The very concept of what a book is has changed. (The same is true with music videos — check out Björk’s Biophelia — but that’s a topic for another day).
The very concept of what a book is has changed. (The same is true with music videos — check out Björk’s Biophelia — but that’s a topic for another day). What was a sheaf of paper pages glued and stitched together has evolved into an interactive, high-tech experience that combines images, text, animation, sound, video, touch, and more. (It’s all very “Harry Potter.”)
What hasn’t changed is the human desire to hear and tell stories . . . to be transported into other worlds of imagination and possibility. I recently watched the TED video, “Using tech to enable dreaming” by illustrator, storyteller, and iPad book creator Shilo Shiv Suleman. When Shuleman first experienced the iPad, she saw it as a storytelling device that could connect readers all around the world. In this video, she shows off her latest storybook creation, an interactive fantasy adventure called Khoya.

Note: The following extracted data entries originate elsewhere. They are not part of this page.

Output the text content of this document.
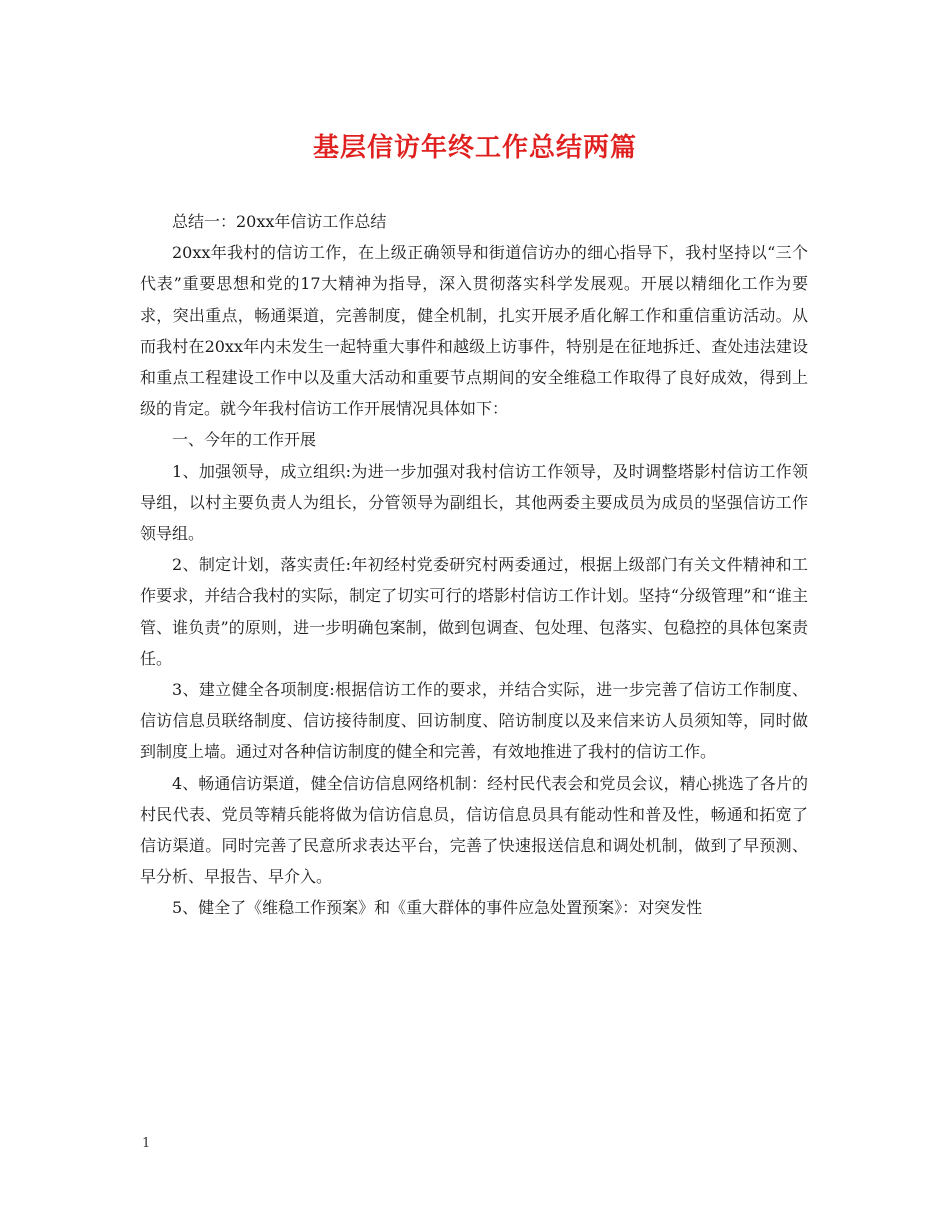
基层信访年终工作总结两篇

总结一：20xx年信访工作总结

20xx年我村的信访工作，在上级正确领导和街道信访办的细心指导下，我村坚持以“三个代表”重要思想和党的17大精神为指导，深入贯彻落实科学发展观。开展以精细化工作为要求，突出重点，畅通渠道，完善制度，健全机制，扎实开展矛盾化解工作和重信重访活动。从而我村在20xx年内未发生一起特重大事件和越级上访事件，特别是在征地拆迁、查处违法建设和重点工程建设工作中以及重大活动和重要节点期间的安全维稳工作取得了良好成效，得到上级的肯定。就今年我村信访工作开展情况具体如下：

一、今年的工作开展

1、加强领导，成立组织:为进一步加强对我村信访工作领导，及时调整塔影村信访工作领导组，以村主要负责人为组长，分管领导为副组长，其他两委主要成员为成员的坚强信访工作领导组。

2、制定计划，落实责任:年初经村党委研究村两委通过，根据上级部门有关文件精神和工作要求，并结合我村的实际，制定了切实可行的塔影村信访工作计划。坚持“分级管理”和“谁主管、谁负责”的原则，进一步明确包案制，做到包调查、包处理、包落实、包稳控的具体包案责任。

3、建立健全各项制度:根据信访工作的要求，并结合实际，进一步完善了信访工作制度、信访信息员联络制度、信访接待制度、回访制度、陪访制度以及来信来访人员须知等，同时做到制度上墙。通过对各种信访制度的健全和完善，有效地推进了我村的信访工作。

4、畅通信访渠道，健全信访信息网络机制：经村民代表会和党员会议，精心挑选了各片的村民代表、党员等精兵能将做为信访信息员，信访信息员具有能动性和普及性，畅通和拓宽了信访渠道。同时完善了民意所求表达平台，完善了快速报送信息和调处机制，做到了早预测、早分析、早报告、早介入。

5、健全了《维稳工作预案》和《重大群体的事件应急处置预案》：对突发性

1
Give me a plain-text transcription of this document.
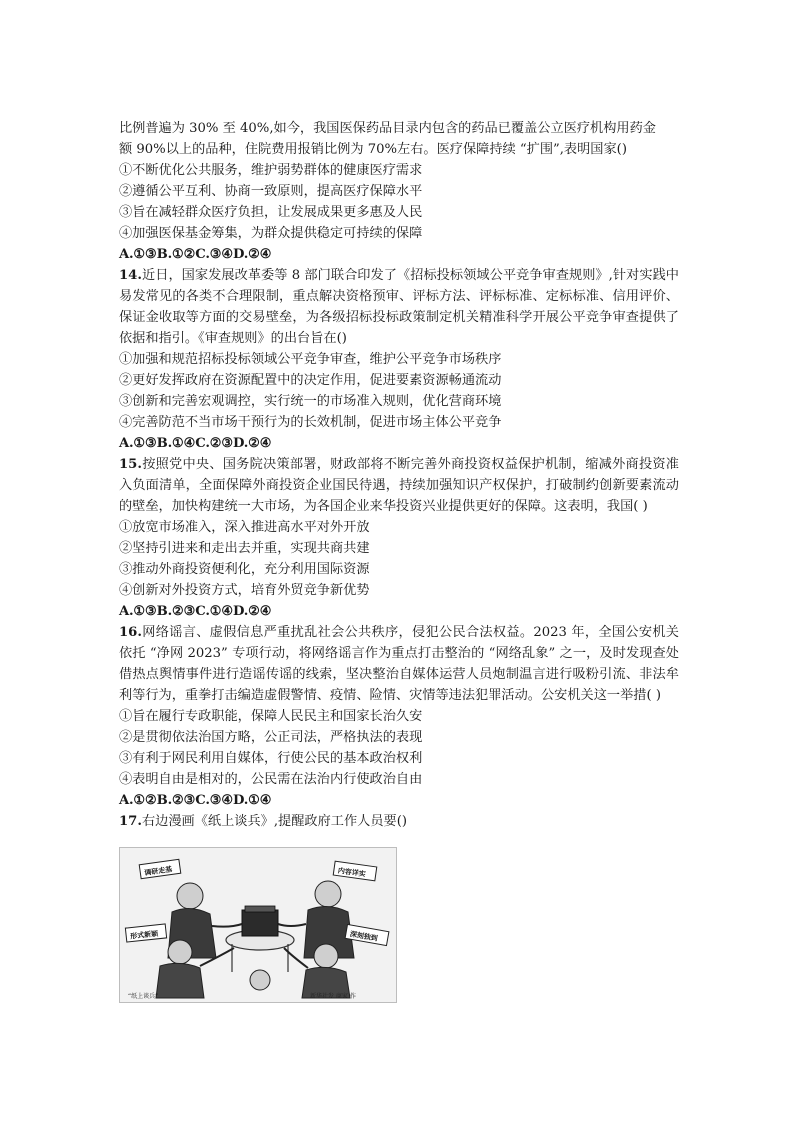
比例普遍为 30% 至 40%,如今，我国医保药品目录内包含的药品已覆盖公立医疗机构用药金

额 90%以上的品种，住院费用报销比例为 70%左右。医疗保障持续 “扩围”,表明国家()

①不断优化公共服务，维护弱势群体的健康医疗需求

②遵循公平互利、协商一致原则，提高医疗保障水平

③旨在减轻群众医疗负担，让发展成果更多惠及人民

④加强医保基金筹集，为群众提供稳定可持续的保障

A.①③B.①②C.③④D.②④

14.近日，国家发展改革委等 8 部门联合印发了《招标投标领域公平竞争审查规则》,针对实践中易发常见的各类不合理限制，重点解决资格预审、评标方法、评标标准、定标标准、信用评价、保证金收取等方面的交易壁垒，为各级招标投标政策制定机关精准科学开展公平竞争审查提供了依据和指引。《审查规则》的出台旨在()

①加强和规范招标投标领域公平竞争审查，维护公平竞争市场秩序

②更好发挥政府在资源配置中的决定作用，促进要素资源畅通流动

③创新和完善宏观调控，实行统一的市场准入规则，优化营商环境

④完善防范不当市场干预行为的长效机制，促进市场主体公平竞争

A.①③B.①④C.②③D.②④

15.按照党中央、国务院决策部署，财政部将不断完善外商投资权益保护机制，缩减外商投资准入负面清单，全面保障外商投资企业国民待遇，持续加强知识产权保护，打破制约创新要素流动的壁垒，加快构建统一大市场，为各国企业来华投资兴业提供更好的保障。这表明，我国( )

①放宽市场准入，深入推进高水平对外开放

②坚持引进来和走出去并重，实现共商共建

③推动外商投资便利化，充分利用国际资源

④创新对外投资方式，培育外贸竞争新优势

A.①③B.②③C.①④D.②④

16.网络谣言、虚假信息严重扰乱社会公共秩序，侵犯公民合法权益。2023 年，全国公安机关依托 “净网 2023” 专项行动，将网络谣言作为重点打击整治的 “网络乱象” 之一，及时发现查处借热点舆情事件进行造谣传谣的线索，坚决整治自媒体运营人员炮制温言进行吸粉引流、非法牟利等行为，重拳打击编造虚假警情、疫情、险情、灾情等违法犯罪活动。公安机关这一举措( )

①旨在履行专政职能，保障人民民主和国家长治久安

②是贯彻依法治国方略，公正司法，严格执法的表现

③有利于网民利用自媒体，行使公民的基本政治权利

④表明自由是相对的，公民需在法治内行使政治自由

A.①②B.②③C.③④D.①④

17.右边漫画《纸上谈兵》,提醒政府工作人员要()

调研走基	内容详实
形式新颖	深刻独到
“纸上谈兵”	新华社发 商家 作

In Khoya, you (the reader? user? player? actor?) type in your name and become a character in the story. Using the iPad’s location services, the app knows where in the world you are. You tilt your iPad to let glowing fireflies out of a jar and they illuminate your way through the story. Maps guide you; they change and grow, revealing more detail as the story unfolds. At one point in the story, the screen fills with images of leaves and you are instructed to blow against the iPad’s microphone to push the leaves away. At another point you are asked to go outside and use the iPad’s camera to take pictures of items in the natural world (e.g., flowers and bark). These photos become part of your version of the book. You can upload your collection of photographs to a social network of other Khoya readers from around the world.
Imagine This
As I watched this video I thought about the extraordinary possibilities for data storytelling. A big part of decision making is persuading others to get on board. Sometimes hard data is enough to convince people; often it isn’t. Qualitative inputs are also important — other peoples’ opinions, questions, perspectives, and experiences. Very often, decisions have a strong emotional component. How much easier would it be to persuade others to support a decision, join a cause, or champion a needed change if you could tell compelling stories about the data?
The fantasy aspects of Khoya aside, imagine incorporating some of its storytelling power into your presentations at work. Imaging inviting your management team to an important decision-making meeting. You ask them to point their iPads to a server where they interact with a data storytelling app. A map guides them through a series of data visualizations. They can easily change the charts and “data pictures” on the fly to view the data in ways that make sense to them.
At each transition in your presentation, you give them the code (“Tap twice on the image of the power plant”) to enable them to unlock the next “chapter” in your data story. With the app you are able to guide them through your discoveries and recommendations. They pass their iPads from one person to another as the conversation flows and they come up with insights. The managers in the meeting feel connected to the data and emotionally involved in the decision. You have won them over.